Le parole del vittimologo Fattah ci aiutano a comprendere il ruolo che la società deve assumere e cioè “il principio della solidarietà e quello della responsabilità [della società] collegato al dovere di aiutare e di assistere le persone più sfortunate che versano in condizioni di sofferenza e di dolore a causa di danni subiti ad opera di altri”.
Graziano Lori

[1] In una prospettiva di riforma giuridica in relazione alla figura della vittima è di particolare importanza la decisione quadro del Consiglio dell’Unione Europea (n.2001/220/GAI), che in relazione al procedimento penale, quindi a pieno titolo si inserisce il procedimento successivo agli incidenti stradali gravi e mortali, all’art.4 cita:

Articolo 4 – Diritto di ottenere informazioni

  1. Ciascuno Stato membro garantisce che, in particolare fin dal primo contatto con le autorità incaricate dell’applicazione della legge, la vittima abbia accesso, con i mezzi che lo Stato ritiene adeguati e, per quanto possibile, in una lingua generalmente compresa, alle informazioni rilevanti ai fini della tutela dei suoi interessi.

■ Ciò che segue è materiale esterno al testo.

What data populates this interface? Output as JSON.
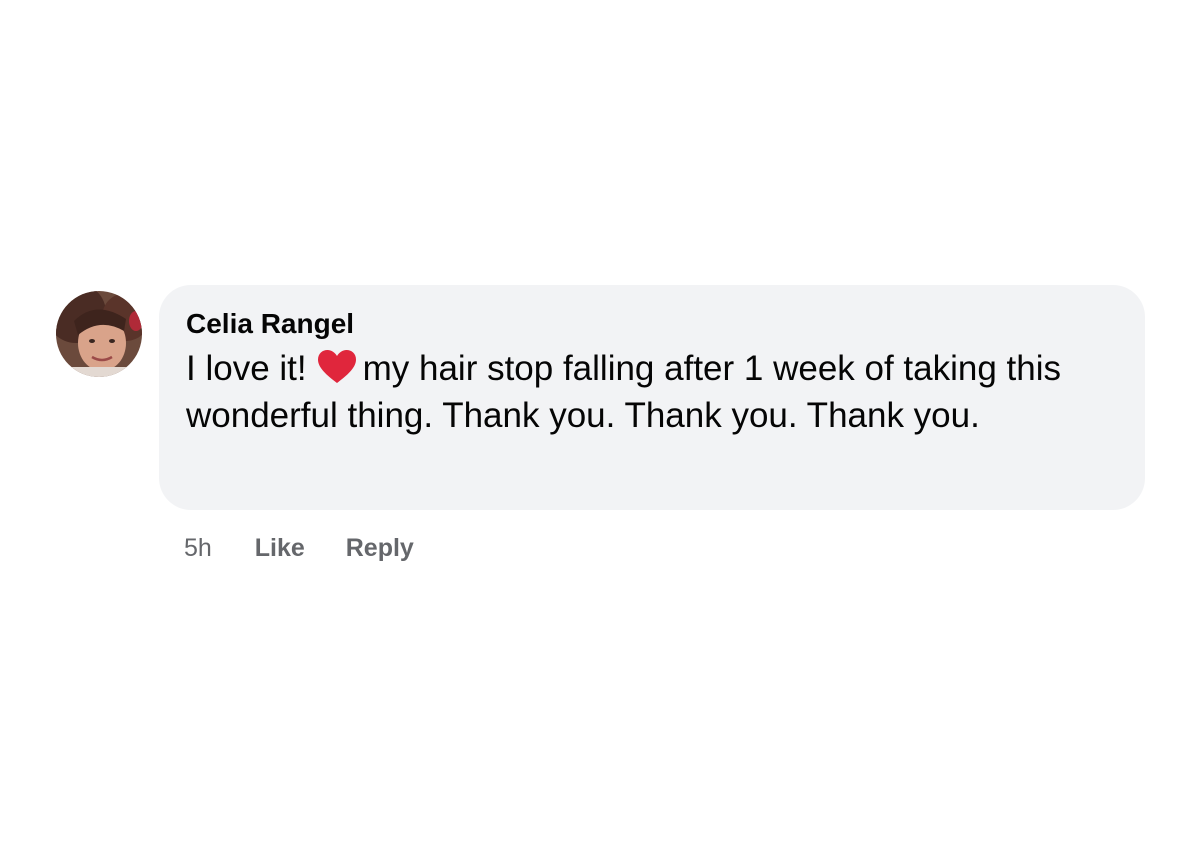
{
  "comment": {
    "author": "Celia Rangel",
    "text_before_emoji": "I love it!",
    "emoji_icon": "red-heart-icon",
    "text_after_emoji": "my hair stop falling after 1 week of taking this wonderful thing. Thank you. Thank you. Thank you.",
    "timestamp": "5h",
    "like_label": "Like",
    "reply_label": "Reply"
  },
  "colors": {
    "bubble_background": "#f2f3f5",
    "secondary_text": "#65676b",
    "heart": "#e0263c"
  }
}
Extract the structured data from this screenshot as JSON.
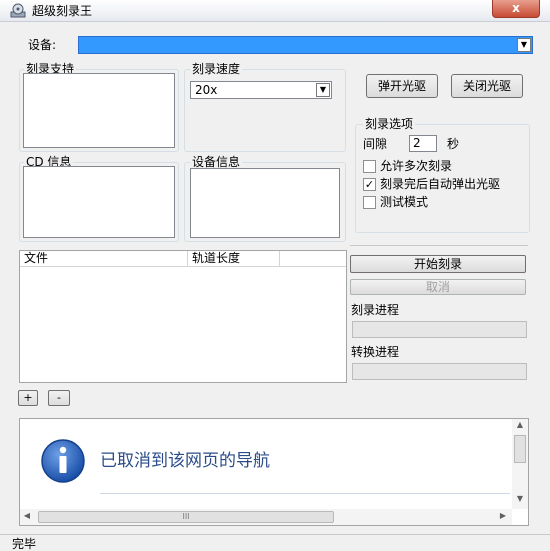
{
  "window": {
    "title": "超级刻录王",
    "close_symbol": "x",
    "app_icon": "app-icon"
  },
  "device": {
    "label": "设备:",
    "selected": ""
  },
  "groups": {
    "burn_support": "刻录支持",
    "burn_speed": "刻录速度",
    "cd_info": "CD 信息",
    "device_info": "设备信息",
    "burn_options": "刻录选项"
  },
  "speed": {
    "selected": "20x"
  },
  "buttons": {
    "eject": "弹开光驱",
    "close_drive": "关闭光驱",
    "start_burn": "开始刻录",
    "stop": "取消",
    "add": "+",
    "remove": "-"
  },
  "options": {
    "interval_label": "间隙",
    "interval_value": "2",
    "interval_unit": "秒",
    "multi_session": {
      "label": "允许多次刻录",
      "checked": false
    },
    "auto_eject": {
      "label": "刻录完后自动弹出光驱",
      "checked": true
    },
    "test_mode": {
      "label": "测试模式",
      "checked": false
    }
  },
  "file_list": {
    "columns": [
      "文件",
      "轨道长度",
      ""
    ]
  },
  "progress": {
    "burn_label": "刻录进程",
    "convert_label": "转换进程",
    "burn_value": 0,
    "convert_value": 0
  },
  "browser": {
    "message": "已取消到该网页的导航",
    "info_icon": "info-icon",
    "scroll_thumb_symbol": "III"
  },
  "status": {
    "text": "完毕"
  },
  "colors": {
    "accent": "#3399ff",
    "info_blue": "#1f5fb8",
    "message_text": "#2a4d8a"
  }
}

Tali informazioni sono almeno le seguenti:
    a) il tipo di servizi o di organizzazioni a cui la vittima può rivolgersi per ottenere assistenza;
    b) il tipo di assistenza che può ricevere;
    c) dove e come può sporgere denuncia;
    d) quali sono le procedure successive alla presentazione della denuncia e qual è il suo ruolo in tale contesto;
    e) come e a quali condizioni può ottenere protezione;
    f) in quale misura e in quali termini ha accesso:
    i) all’assistenza di un legale,
    ii) al patrocinio gratuito, o
    iii) a qualsiasi altra forma di assistenza, qualora, nei casi di cui ai punti i) e ii), ne abbia diritto;
    g) quali sono i requisiti per il diritto della vittima a ottenere un risarcimento;
    h) qualora risieda in un altro Stato, a quali meccanismi speciali può ricorrere la vittima per tutelare i propri interessi.
  2. Ciascuno Stato membro garantisce che la vittima, se lo desidera, sia informata:
    a) del seguito riservato alla sua denuncia;
    b) degli elementi pertinenti che, in caso di azione penale, le consentono di conoscere lo svolgimento del procedimento penale contro la persona perseguita per i fatti che la riguardano, salvo i casi in cui ciò potrebbe pregiudicare il corretto svolgimento del procedimento;
    c) della sentenza pronunciata dal giudice.
  3. Gli Stati membri adottano le misure necessarie per assicurare, almeno nei casi in cui esiste un pericolo per la vittima, che, al momento del rilascio dell’imputato o della persona condannata per il reato, sia possibile decidere di informare la vittima, se necessario.
  4. Se uno Stato membro trasmette di sua iniziativa le informazioni di cui ai paragrafi 2 e 3 esso deve garantire alla vittima il diritto di scegliere di non riceverle, tranne quando la loro trasmissione sia obbligatoria ai sensi delle regole di procedura penale applicabili.